Steve Jobs and Pancreatic Cancer

Last updated date: 13-Dec-2021

CancerCloudHospitalGeneral HealthPancreatic Cancer

3 mins read

Pancreatic Cancer

For many who are fans of Steve Jobs were in awe when he died at a relatively young age of 56 back in 2011. He was an icon of the technology industry who has revolutionized the way we communicate and enjoy life. His devices were iconic and clearly set apart from the rest both in terms of design and function – they were simple, elegant, and powerful.

Many were astounded how someone of his level of accomplishment with seemingly endless resources was not able to overcome his battle with cancer. After all, many these days seem to do well in battling the disease, even those with average resources. However, his cancer was of the pancreas, which is very hard to detect in early stages and survival rates are quite low.

What is the role of the pancreas in the body? The pancreas creates enzymes that aid to break down and digest foods and hormones that help to regulate the processing of glucose (sugar). These liquids travel through your pancreas via ducts and empty into the upper part of your small intestine (duodenum). An average person’s pancreas produces about eight ounces of these digestive enzymatic juices per day. It is essential in a well-functioning digestive system.

Pancreatic cancer begins growth in the tissues of your pancreas. Several types of growths can occur in the pancreas, including cancerous and noncancerous tumors. The most common type of cancer that forms in the pancreas is called pancreatic ductal adenocarcinoma (or simply adenocarcinoma), which begins in the cells that line the ducts that carry digestive enzymes out of the pancreas into the duodenum. Pancreatic cancer is rarely detected during its early stages as it often does not cause symptoms until after it has spread to other organs. This fact makes it especially difficult to treat, as once detected, it is often in late stages.

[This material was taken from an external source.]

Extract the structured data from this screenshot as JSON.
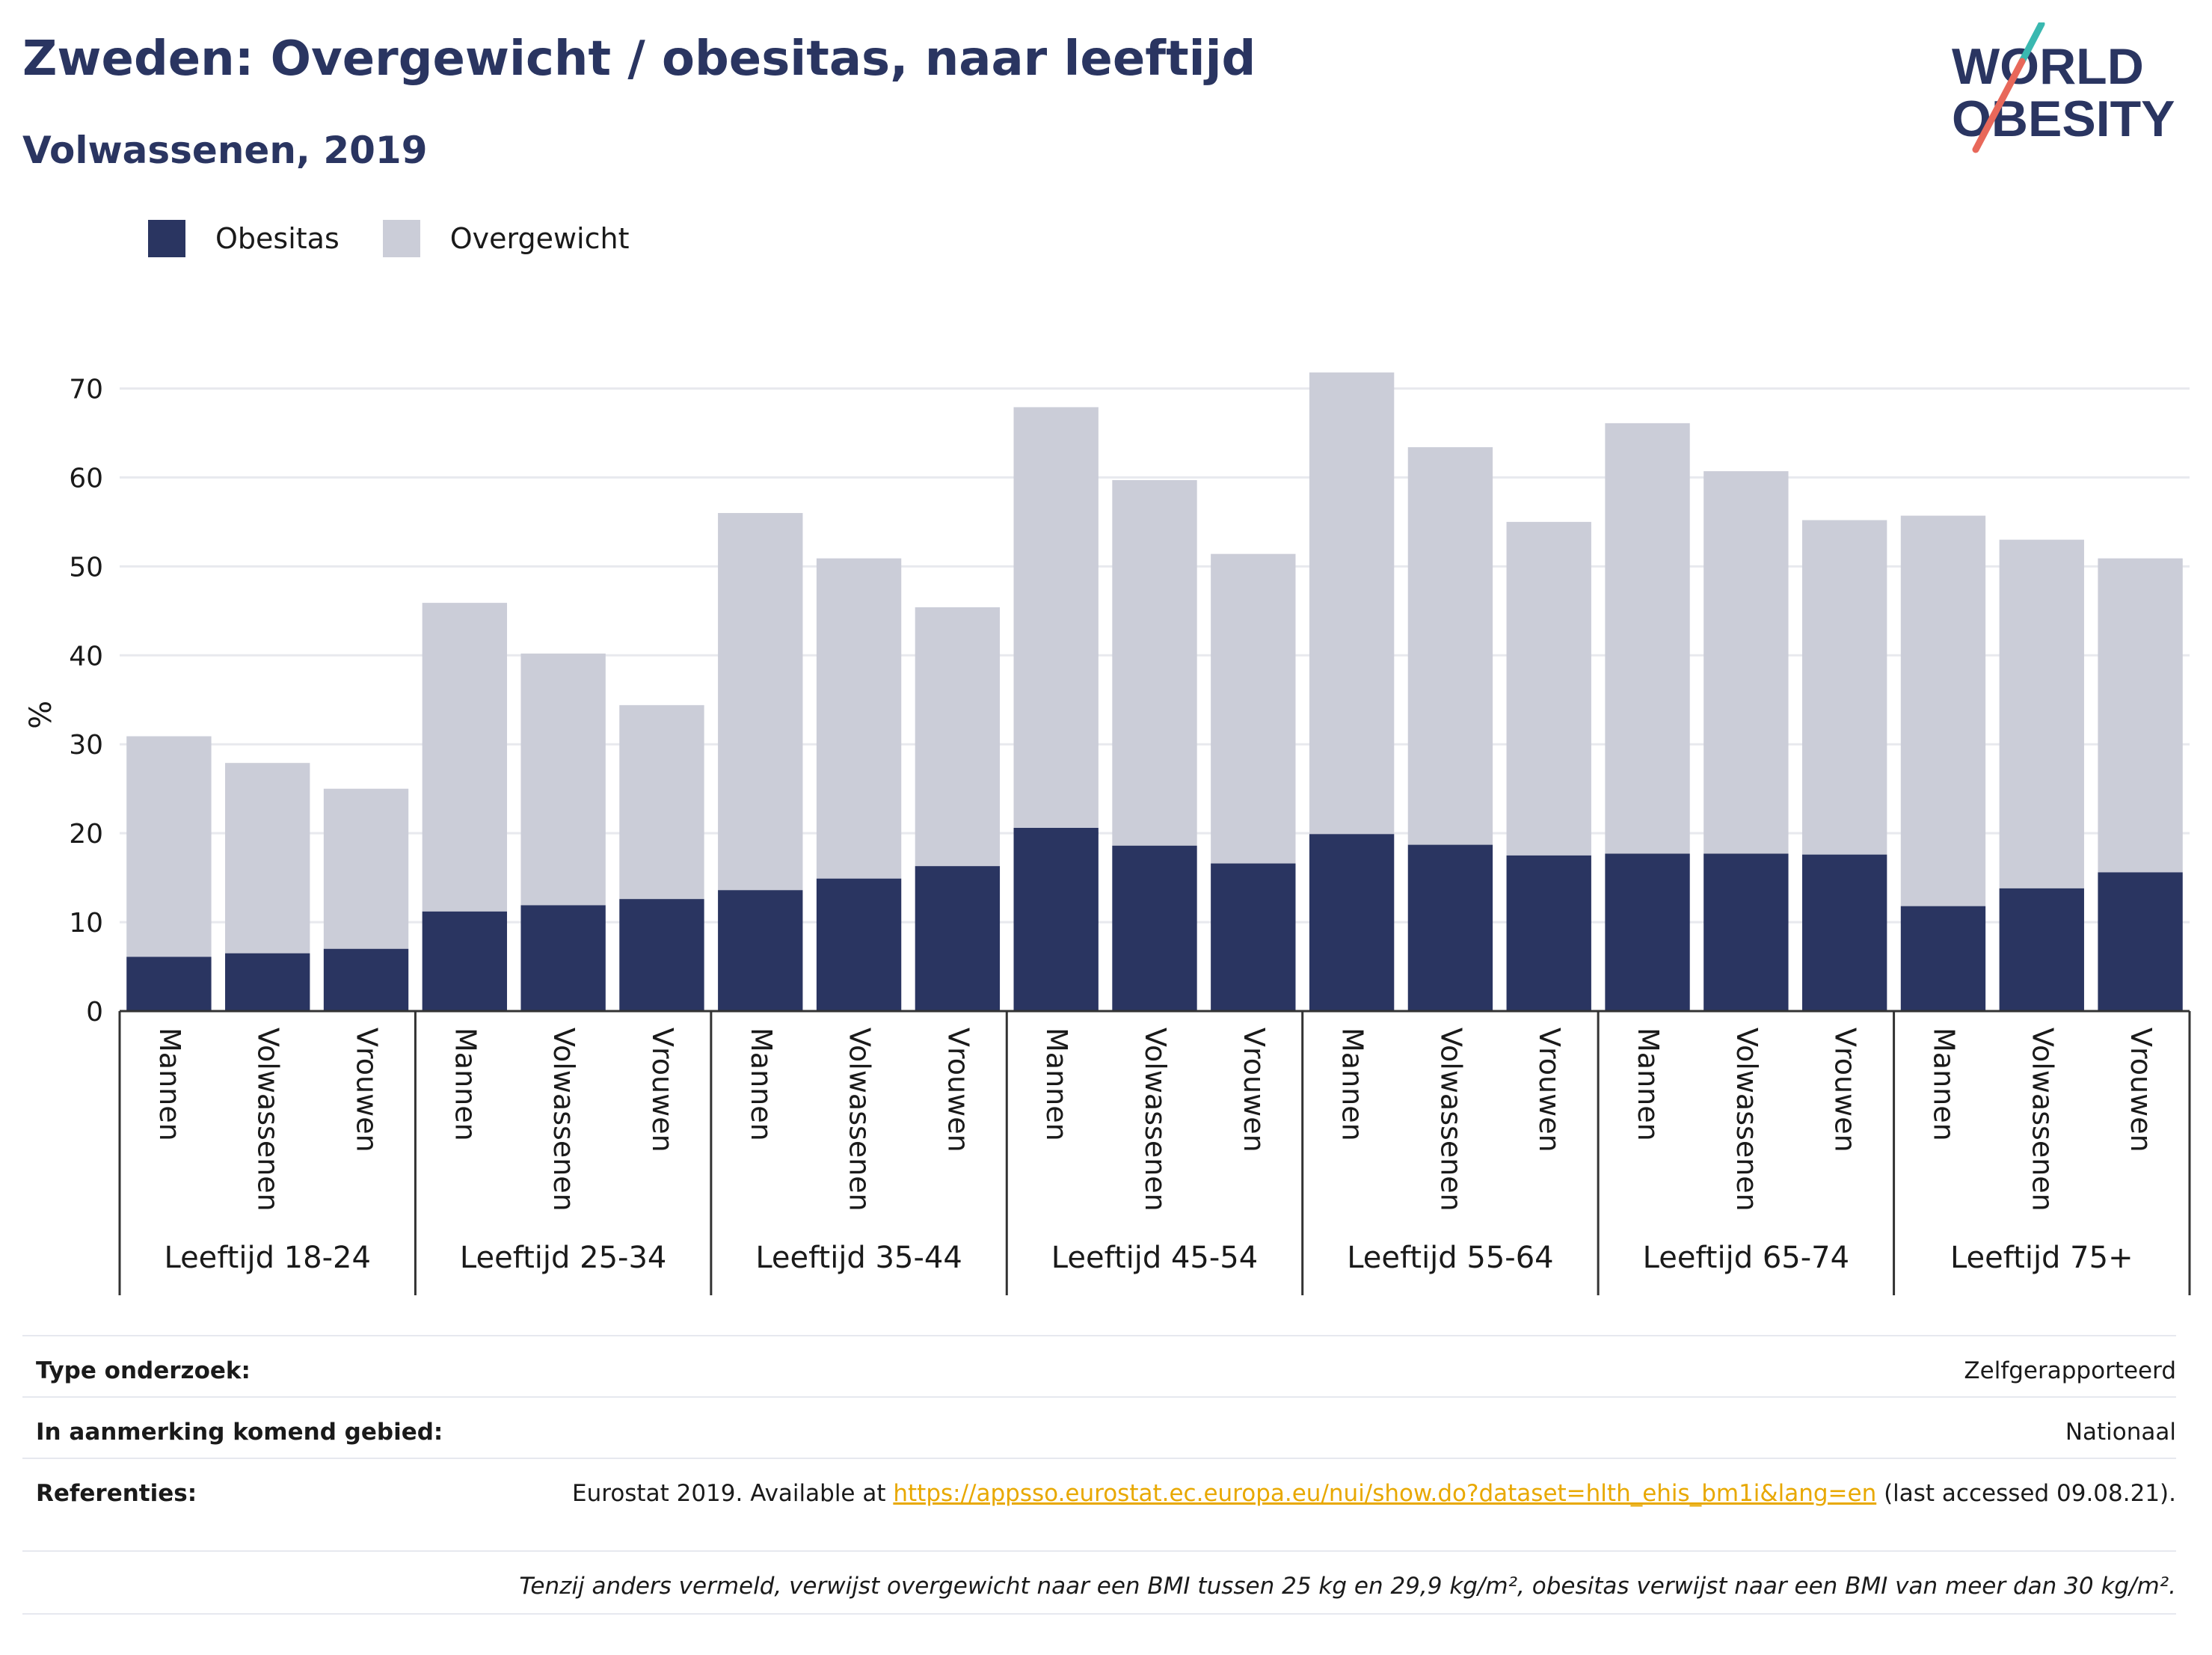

However, Steve Jobs did not have adenocarcinoma, which typically after diagnosis, only 24% of people survive 1 year, and only 9% live for 5 years (all stages combined). Steve had the rare form of pancreatic cancer called neuroendocrine tumor/islet cell carcinoma. If he had the more common form of pancreatic cancer, he probably would not have survived for many years following his 2003 diagnosis of tumors being present. The pancreatic neuroendocrine tumors form in hormone-making cells (islet cells) of the pancreas and survival rates are significantly higher if proper treatment is administered early on upon detection, usually through surgery. However, Steve Jobs supposedly has tried a number of alternative treatment efforts, including non-traditional alternative medicine, which some believe may have hastened his demise in 2011. 

Neuroendocrine tumor is considered less lethal than the most common form of pancreatic cancer, as the tumors grow more slowly than adenocarcinomas. That means patients diagnosed with this rarer form of pancreatic cancer has more time to consider treatments than when diagnosed with the more common adenocarcinoma. While there is no consensus among medical experts as to how probably Steve Jobs would have survived his cancer, it is worth knowing that with the particular form of pancreatic cancer he had, the possibility of survival is higher when treated promptly than the more common one.

Overall, pancreatic cancer treatment options are chosen based on the extent of the cancer development and stage. Treatment options include surgery, chemotherapy, radiation therapy or a combination of these.